Senator, NABP Call for Better Detection of Drug Interaction After Chicago Investigation

January 30, 2017

Senator Durbin and NABP call for new pharmacy safety policies in aftermath of Chicogo Tribune investigation.

The National Association of Boards of Pharmacy and U.S. Senator Dick Durbin (D-IL)are calling for new pharmacy safety policies after a Chicago Tribuneinvestigation found that pharmacists at several drug store chains filled scripts with dangerous drug combinations.

In its investigation, the newspaper tested 255 Chicago-area pharmacies to see how often stores would dispense dangerous drug pairs without warning patients. Unfortunately, 52% of pharmacies dispensed drugs without mentioning the potential interaction.

Independent pharmacies had the highest failure rate at 72%, followed by CVS at 63%, and Target at 62%. Walgreens had the lowest failure rate at 30%.

Now, Durbin is calling for new pharmacy policies to protect consumers from bad drug combinations. In a letter to the Centers for Disease Control and Prevention, Durbin asked the agency to issue guidelines to state boards of pharmacy and to private pharmacy associations on prescribing practices. Durbin is "deeply concerned by what appears to be an underlying problem of misplaced emphasis on quick service over patient safety,” he wrote in a letter to CDC.

"It's hard for me to believe that, in this age of computers and software, we would still be dealing with such a fundamentally dangerous issue. You would think that, at this point, with records being kept and the vast amount of knowledge on these drugs, the pharmacists could wave off prescriptions that are dangerous to customers,” Durbin told the Chicago Tribune.

Meanwhile, Carmen Catizone, executive director of NABP, is also urging creation of tougher state laws that would require pharmacists to counsel patients when they pick up their scripts. States should also publicly disclose pharmacy medication errors and authorities should consider minimum staffing levels for pharmacies, Catizone said, according to Chicago Tribune.

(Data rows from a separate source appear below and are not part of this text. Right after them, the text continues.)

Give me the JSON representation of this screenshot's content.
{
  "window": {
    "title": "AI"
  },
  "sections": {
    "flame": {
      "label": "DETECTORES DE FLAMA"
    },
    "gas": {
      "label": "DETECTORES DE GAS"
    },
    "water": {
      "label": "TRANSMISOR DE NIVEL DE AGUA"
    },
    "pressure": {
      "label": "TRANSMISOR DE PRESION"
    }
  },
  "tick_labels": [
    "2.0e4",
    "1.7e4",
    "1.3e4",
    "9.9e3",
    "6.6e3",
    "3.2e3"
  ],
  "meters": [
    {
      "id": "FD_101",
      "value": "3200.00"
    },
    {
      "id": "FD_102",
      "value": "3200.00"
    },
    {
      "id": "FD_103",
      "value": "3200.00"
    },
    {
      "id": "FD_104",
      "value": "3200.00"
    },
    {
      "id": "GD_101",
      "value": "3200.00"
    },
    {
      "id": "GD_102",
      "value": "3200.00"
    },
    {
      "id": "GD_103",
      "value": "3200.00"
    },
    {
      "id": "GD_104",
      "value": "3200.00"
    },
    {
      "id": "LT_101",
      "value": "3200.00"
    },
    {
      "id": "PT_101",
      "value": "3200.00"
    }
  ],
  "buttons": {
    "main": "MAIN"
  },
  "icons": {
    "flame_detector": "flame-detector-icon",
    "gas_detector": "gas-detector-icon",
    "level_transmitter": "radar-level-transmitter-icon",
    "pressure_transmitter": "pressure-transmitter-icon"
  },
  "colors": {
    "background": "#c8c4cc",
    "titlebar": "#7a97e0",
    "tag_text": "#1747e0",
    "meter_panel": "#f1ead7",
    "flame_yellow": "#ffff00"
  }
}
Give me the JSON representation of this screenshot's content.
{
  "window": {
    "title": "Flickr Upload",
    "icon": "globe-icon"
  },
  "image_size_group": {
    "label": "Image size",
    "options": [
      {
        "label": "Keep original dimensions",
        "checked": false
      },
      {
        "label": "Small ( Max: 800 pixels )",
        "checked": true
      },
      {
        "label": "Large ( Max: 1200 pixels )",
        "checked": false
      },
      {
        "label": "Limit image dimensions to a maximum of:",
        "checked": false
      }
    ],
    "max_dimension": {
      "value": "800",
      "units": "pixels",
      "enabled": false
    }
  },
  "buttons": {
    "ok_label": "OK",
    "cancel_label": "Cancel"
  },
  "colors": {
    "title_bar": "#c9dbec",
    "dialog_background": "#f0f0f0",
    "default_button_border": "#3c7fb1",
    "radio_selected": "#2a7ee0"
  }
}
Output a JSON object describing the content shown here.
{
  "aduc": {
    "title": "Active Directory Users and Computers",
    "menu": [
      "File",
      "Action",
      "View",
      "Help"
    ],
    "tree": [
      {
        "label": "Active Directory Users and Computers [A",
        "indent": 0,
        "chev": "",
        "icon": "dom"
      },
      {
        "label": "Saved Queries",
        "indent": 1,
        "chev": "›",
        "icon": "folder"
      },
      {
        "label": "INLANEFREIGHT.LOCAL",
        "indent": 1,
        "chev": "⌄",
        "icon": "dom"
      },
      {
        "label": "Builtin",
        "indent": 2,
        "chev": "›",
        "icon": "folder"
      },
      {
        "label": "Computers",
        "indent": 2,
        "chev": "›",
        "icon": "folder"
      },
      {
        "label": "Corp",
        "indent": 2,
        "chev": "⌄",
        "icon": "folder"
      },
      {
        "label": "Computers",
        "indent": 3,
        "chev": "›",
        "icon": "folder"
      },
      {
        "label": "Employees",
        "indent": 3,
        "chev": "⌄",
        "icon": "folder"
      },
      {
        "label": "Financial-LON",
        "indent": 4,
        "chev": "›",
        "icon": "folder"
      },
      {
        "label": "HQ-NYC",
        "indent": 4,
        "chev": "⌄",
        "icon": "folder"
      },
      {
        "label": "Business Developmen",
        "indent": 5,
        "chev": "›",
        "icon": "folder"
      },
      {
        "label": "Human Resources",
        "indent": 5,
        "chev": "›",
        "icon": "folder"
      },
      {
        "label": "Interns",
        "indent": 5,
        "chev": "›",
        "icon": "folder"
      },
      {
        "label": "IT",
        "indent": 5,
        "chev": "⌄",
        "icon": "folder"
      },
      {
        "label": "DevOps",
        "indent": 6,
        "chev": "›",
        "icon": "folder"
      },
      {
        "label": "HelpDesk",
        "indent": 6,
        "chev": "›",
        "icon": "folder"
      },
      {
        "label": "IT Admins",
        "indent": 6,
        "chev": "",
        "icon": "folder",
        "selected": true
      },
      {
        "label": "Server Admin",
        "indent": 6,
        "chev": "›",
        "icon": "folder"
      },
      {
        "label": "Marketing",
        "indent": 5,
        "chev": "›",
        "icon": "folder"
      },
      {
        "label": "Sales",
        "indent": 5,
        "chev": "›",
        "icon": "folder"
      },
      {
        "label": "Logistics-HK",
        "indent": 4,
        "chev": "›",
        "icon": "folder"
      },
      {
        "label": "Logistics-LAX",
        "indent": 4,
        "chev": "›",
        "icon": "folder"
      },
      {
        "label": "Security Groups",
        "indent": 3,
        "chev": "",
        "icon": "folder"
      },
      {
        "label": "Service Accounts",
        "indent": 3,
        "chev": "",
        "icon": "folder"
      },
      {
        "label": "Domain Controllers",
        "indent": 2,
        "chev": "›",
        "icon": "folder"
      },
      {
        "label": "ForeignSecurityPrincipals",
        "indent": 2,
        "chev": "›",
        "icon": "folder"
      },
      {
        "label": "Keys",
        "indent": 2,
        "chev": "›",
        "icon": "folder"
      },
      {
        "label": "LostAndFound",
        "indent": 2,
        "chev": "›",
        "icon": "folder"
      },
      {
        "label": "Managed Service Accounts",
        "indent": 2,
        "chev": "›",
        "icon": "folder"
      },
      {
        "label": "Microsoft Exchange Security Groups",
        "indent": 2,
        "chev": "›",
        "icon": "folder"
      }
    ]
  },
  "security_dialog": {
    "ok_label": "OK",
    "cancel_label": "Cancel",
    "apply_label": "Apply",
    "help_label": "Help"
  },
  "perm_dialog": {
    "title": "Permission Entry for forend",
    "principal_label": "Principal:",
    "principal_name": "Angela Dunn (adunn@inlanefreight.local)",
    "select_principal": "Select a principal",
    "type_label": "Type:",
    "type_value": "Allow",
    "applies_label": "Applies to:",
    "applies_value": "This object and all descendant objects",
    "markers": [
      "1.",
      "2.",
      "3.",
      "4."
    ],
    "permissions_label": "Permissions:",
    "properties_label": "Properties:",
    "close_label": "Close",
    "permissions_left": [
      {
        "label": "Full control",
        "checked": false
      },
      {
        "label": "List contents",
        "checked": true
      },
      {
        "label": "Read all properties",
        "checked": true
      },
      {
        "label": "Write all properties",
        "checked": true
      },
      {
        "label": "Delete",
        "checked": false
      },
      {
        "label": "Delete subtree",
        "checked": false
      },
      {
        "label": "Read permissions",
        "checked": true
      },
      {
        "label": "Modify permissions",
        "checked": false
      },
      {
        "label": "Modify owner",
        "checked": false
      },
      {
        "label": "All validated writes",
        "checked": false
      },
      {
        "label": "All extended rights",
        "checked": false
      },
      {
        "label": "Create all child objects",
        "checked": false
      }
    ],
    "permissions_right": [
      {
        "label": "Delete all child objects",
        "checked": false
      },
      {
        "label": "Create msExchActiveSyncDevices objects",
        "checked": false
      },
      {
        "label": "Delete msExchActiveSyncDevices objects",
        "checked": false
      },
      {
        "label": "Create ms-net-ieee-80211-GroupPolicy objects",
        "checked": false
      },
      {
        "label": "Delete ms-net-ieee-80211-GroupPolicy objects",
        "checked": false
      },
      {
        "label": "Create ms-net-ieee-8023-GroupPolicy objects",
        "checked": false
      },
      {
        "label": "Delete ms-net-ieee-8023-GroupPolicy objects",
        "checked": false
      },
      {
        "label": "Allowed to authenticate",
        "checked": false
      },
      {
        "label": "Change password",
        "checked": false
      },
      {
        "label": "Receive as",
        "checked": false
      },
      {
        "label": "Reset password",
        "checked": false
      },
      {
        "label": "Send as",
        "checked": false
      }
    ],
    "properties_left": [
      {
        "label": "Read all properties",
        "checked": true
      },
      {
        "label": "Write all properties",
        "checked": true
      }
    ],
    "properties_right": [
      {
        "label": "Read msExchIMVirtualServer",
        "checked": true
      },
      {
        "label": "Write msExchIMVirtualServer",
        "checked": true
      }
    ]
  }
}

However, the National Association of Chain Drug Stores and the National Community Pharmacists Association told Drug Topics that they don’t believe additional regulations on drug stores are needed.

In its letter responding to Durbin’s concerns, NACDS “emphasized patient safety and health as pharmacy’s top priority, and that any incident that leads to a serious drug interaction is one too many,” Chris Krese, a spokesperson for NACDS, told Drug Topics. “We noted safeguards already in place, as well as pharmacy’s eagerness to learn from any situation to continuously enhance patient safety, as reflected by the comments of NACDS member companies in the Chicago Tribune article.”

Plus, after the Chicago Tribune investigation, other publications have noted the significance of doctors’ roles in partnering with pharmacists and patients to help prevent potentially harmful drug interactions, Krese said.

NCPA Chief Executive Officer B. Douglas Hoey, RPh, also does not believe additional regulations are needed. “Regulations exist in several states that either require or encourage reporting of medication errors to the state boards of pharmacy. In addition, some state boards of pharmacy require CE specific to patient safety as part of their annual license renewal requirement,” he wrote in a letter to Durbin

In addition, the findings of the Chicago Tribune investigation are not “representative of the more than 20,000 independent community pharmacies throughout the United States as a whole,” Hoey wrote. “As you noted in your letter, pharmacists are the last point of communication a patient has before a prescription is dispensed and are in a unique position to identify risks. This is a role our members embrace and take very seriously.”

To that end, NCPA sent an email to all members in late December urging pharmacies to “use this red flag warning to review existing pharmacy processes and procedures, to make sure technicians are trained to alert the pharmacist when the pharmacy management system flags a DDI (drug-drug interaction), to check the interaction severity settings on pharmacy dispensing system software, and to make time for a refresher on DDIs,” Kevin Schweers, a spokesperson for NCPA, told Drug Topics.